At the start of the period Indigenous Australians faced systematic discrimination and exclusion. Dispossessed of their land since colonisation, they were largely excluded from citizenship rights, subject to restrictive "protection" laws administered by state authorities, and denied equal wages and freedoms. Government policy aimed at assimilation, the idea that Aboriginal people should be absorbed into white society and lose their distinct identity. The forced removal of children, later known as the Stolen Generations, was a central and traumatic part of this policy.
Activism grew through the post-war decades. Inspired in part by the international civil rights movement and decolonisation, Aboriginal activists and their supporters campaigned for equality and rights. The 1965 Freedom Ride, led by Charles Perkins, drew attention to segregation and discrimination in country New South Wales, echoing the American freedom rides. Pressure built for constitutional change and for recognition of Aboriginal rights to land.
Land rights became a central struggle. The Gurindji walk-off at Wave Hill in 1966, led by Vincent Lingiari, protesting wages and demanding land, became a landmark of the land rights movement; the symbolic return of land by the Whitlam government in 1975 was a powerful moment. The Aboriginal Land Rights Act of 1976 recognised land claims in the Northern Territory. The decisive legal breakthrough came in 1992, when the High Court's Mabo decision overturned the doctrine of terra nullius (land belonging to no one) and recognised native title, leading to the Native Title Act of 1993.
The movement towards reconciliation and self-determination shaped the later period.
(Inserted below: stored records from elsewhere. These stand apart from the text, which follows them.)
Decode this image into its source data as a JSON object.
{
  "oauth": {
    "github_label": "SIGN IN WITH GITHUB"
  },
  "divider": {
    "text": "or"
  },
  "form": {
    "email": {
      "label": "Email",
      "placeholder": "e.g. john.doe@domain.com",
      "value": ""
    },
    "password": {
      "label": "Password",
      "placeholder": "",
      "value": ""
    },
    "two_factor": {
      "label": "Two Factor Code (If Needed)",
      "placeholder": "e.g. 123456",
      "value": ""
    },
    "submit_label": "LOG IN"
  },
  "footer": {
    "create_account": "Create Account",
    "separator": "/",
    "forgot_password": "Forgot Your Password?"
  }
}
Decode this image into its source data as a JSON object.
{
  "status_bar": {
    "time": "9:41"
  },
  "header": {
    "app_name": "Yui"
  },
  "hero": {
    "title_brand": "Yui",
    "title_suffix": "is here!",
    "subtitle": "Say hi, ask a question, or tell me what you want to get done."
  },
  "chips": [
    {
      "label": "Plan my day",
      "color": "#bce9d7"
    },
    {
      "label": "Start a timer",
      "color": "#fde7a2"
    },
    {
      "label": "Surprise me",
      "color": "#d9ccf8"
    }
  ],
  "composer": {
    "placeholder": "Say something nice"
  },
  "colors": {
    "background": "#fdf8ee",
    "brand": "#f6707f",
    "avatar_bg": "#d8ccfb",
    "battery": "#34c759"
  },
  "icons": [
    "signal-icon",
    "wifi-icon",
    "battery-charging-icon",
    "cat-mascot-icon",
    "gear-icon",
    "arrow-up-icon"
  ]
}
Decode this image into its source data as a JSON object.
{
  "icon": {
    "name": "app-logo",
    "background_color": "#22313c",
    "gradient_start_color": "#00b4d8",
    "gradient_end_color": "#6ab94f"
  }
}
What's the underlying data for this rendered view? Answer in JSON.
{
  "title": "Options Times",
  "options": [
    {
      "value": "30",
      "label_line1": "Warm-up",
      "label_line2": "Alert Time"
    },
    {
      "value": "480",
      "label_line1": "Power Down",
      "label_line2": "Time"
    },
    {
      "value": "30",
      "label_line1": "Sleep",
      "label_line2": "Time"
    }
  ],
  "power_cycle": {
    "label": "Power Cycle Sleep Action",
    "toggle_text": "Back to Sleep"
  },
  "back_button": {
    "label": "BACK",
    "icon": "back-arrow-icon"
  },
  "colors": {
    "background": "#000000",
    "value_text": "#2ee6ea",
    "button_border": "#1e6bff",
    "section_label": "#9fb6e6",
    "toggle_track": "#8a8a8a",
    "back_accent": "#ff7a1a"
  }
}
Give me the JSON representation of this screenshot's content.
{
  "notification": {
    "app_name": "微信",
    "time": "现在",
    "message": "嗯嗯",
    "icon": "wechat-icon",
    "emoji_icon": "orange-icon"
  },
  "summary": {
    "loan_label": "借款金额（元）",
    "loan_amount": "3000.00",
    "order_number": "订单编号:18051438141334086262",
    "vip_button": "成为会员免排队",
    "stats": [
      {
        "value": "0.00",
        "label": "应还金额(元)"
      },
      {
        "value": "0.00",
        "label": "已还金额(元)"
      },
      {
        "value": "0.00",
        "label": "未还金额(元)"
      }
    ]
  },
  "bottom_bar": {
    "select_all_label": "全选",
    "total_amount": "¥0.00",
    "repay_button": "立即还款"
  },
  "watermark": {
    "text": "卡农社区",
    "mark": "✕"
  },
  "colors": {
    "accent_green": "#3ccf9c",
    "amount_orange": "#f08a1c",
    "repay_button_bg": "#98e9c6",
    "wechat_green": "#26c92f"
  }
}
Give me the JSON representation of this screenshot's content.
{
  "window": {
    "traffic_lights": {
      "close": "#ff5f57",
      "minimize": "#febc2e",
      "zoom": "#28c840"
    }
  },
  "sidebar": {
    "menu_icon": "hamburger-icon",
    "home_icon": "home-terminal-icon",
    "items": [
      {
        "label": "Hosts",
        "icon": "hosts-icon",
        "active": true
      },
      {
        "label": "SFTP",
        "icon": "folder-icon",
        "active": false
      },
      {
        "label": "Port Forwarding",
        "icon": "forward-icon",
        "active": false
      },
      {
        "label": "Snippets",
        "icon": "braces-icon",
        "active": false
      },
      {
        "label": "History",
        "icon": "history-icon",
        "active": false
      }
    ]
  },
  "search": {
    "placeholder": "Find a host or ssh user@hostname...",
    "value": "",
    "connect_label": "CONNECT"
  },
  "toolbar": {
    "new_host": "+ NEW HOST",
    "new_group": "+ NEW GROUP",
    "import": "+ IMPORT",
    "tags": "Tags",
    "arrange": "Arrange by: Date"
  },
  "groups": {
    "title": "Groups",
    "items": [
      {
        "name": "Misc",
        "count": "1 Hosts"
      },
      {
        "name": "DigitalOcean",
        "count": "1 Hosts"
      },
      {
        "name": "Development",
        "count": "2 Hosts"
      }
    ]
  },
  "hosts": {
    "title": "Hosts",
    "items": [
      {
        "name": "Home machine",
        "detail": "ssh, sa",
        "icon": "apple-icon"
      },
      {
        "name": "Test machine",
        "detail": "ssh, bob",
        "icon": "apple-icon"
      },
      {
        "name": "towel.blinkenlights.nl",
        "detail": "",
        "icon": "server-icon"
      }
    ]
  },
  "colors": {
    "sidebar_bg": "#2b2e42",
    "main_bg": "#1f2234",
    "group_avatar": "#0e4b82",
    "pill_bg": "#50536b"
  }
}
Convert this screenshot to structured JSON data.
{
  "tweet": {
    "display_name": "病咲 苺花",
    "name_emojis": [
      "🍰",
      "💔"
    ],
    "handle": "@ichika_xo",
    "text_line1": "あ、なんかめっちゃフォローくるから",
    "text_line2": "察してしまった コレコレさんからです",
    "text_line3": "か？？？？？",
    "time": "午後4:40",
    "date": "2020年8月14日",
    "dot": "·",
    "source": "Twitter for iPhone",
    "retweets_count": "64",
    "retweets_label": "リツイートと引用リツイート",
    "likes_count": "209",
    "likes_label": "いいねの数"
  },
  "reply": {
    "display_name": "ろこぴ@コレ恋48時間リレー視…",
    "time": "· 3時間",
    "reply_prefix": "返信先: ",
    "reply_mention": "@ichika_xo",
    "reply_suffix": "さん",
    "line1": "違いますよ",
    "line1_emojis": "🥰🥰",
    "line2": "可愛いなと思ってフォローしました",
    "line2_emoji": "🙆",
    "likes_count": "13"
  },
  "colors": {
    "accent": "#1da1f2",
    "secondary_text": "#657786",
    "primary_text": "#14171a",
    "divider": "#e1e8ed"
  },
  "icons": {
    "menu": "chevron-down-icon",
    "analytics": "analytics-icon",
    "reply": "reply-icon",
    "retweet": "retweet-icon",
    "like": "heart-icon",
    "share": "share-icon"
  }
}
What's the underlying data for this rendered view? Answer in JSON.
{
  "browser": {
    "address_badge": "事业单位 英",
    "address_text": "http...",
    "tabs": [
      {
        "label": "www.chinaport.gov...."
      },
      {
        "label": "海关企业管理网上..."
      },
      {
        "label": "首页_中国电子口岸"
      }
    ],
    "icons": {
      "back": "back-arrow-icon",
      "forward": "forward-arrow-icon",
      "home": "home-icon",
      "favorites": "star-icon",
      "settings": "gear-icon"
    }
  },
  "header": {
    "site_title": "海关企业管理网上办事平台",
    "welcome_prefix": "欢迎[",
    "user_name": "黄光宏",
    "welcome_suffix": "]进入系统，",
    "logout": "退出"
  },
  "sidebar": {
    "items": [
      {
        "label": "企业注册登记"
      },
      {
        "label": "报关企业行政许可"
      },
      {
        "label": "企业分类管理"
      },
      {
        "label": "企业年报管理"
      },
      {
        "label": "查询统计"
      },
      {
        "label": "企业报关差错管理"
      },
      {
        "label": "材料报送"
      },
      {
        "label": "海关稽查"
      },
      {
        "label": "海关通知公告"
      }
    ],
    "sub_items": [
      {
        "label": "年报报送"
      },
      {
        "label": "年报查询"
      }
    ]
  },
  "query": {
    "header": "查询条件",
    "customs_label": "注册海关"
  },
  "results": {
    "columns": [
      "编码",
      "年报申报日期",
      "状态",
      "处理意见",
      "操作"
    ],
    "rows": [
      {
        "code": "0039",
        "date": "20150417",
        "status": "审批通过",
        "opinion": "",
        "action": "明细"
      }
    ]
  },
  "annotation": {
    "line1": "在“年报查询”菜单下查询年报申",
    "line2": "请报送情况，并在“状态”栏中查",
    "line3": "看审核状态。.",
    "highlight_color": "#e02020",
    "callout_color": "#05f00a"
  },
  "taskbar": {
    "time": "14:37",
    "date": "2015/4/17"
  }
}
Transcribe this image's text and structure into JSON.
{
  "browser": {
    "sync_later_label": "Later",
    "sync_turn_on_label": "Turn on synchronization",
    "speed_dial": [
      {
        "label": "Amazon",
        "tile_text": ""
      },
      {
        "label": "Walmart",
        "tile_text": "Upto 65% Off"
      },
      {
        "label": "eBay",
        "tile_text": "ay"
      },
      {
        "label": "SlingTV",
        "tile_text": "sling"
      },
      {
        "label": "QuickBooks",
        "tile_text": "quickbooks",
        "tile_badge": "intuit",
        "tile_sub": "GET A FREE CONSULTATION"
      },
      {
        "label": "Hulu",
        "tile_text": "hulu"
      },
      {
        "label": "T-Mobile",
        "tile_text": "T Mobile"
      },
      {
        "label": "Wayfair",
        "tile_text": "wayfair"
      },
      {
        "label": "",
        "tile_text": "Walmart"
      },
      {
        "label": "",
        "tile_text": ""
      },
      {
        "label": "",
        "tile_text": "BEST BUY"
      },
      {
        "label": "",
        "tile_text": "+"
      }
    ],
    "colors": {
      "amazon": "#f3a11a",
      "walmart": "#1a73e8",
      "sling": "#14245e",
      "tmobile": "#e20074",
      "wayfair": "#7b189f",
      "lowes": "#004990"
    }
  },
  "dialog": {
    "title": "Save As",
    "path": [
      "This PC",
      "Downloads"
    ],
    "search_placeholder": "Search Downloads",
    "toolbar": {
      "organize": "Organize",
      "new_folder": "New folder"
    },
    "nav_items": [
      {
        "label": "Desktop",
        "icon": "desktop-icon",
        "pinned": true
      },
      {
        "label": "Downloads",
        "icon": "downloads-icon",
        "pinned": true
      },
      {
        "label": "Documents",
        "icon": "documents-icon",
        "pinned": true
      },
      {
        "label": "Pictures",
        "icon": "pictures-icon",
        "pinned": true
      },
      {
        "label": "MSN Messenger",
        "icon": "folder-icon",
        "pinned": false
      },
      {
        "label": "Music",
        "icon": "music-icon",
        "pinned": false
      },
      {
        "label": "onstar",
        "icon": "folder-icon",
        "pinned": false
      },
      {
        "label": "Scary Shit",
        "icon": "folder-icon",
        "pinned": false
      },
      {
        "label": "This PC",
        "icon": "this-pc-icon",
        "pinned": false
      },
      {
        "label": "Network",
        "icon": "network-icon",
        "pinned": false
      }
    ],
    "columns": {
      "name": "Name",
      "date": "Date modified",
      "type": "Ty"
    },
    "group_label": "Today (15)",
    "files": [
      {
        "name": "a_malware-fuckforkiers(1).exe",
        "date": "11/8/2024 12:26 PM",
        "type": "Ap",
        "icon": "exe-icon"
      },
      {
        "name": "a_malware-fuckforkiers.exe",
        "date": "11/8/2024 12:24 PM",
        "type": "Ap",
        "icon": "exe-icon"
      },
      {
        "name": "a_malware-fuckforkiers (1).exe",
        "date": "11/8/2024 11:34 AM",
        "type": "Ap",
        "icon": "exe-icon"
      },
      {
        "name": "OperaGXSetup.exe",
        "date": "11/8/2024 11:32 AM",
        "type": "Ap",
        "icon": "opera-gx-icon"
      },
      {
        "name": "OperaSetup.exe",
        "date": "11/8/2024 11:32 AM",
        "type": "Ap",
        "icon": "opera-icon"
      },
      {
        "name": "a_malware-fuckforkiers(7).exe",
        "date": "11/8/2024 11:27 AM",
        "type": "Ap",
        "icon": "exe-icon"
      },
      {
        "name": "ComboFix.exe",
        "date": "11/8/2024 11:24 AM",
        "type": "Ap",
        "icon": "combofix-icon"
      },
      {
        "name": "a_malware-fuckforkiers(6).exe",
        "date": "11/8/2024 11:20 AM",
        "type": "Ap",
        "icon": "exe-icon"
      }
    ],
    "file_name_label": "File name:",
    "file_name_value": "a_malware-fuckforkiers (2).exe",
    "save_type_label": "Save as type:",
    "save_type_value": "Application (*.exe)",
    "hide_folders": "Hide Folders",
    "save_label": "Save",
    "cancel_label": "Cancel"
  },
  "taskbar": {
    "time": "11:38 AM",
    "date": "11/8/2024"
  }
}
The Bringing Them Home report of 1997 documented the Stolen Generations and called for acknowledgement and redress. Reconciliation became a national project, expressed in events such as the people's walks across bridges in 2000. In 2008 Prime Minister Kevin Rudd delivered the National Apology to the Stolen Generations, a major symbolic act of recognition.
Yet significant problems remained. Indigenous Australians continued to experience serious disadvantage in health, life expectancy, education, employment and incarceration. Debates continued over self-determination, treaty, constitutional recognition and how to "close the gap". The elective asks you to assess both the genuine progress made and the limits of recognition and rights achieved.
Historiographically, this elective intersects with the "history wars" in Australia, a fierce debate over how the nation's treatment of Aboriginal people should be understood and described. Historians have debated the scale and character of frontier conflict and dispossession, the language used to describe the past, and the meaning of reconciliation, making this a field where historiography and contemporary politics are closely intertwined.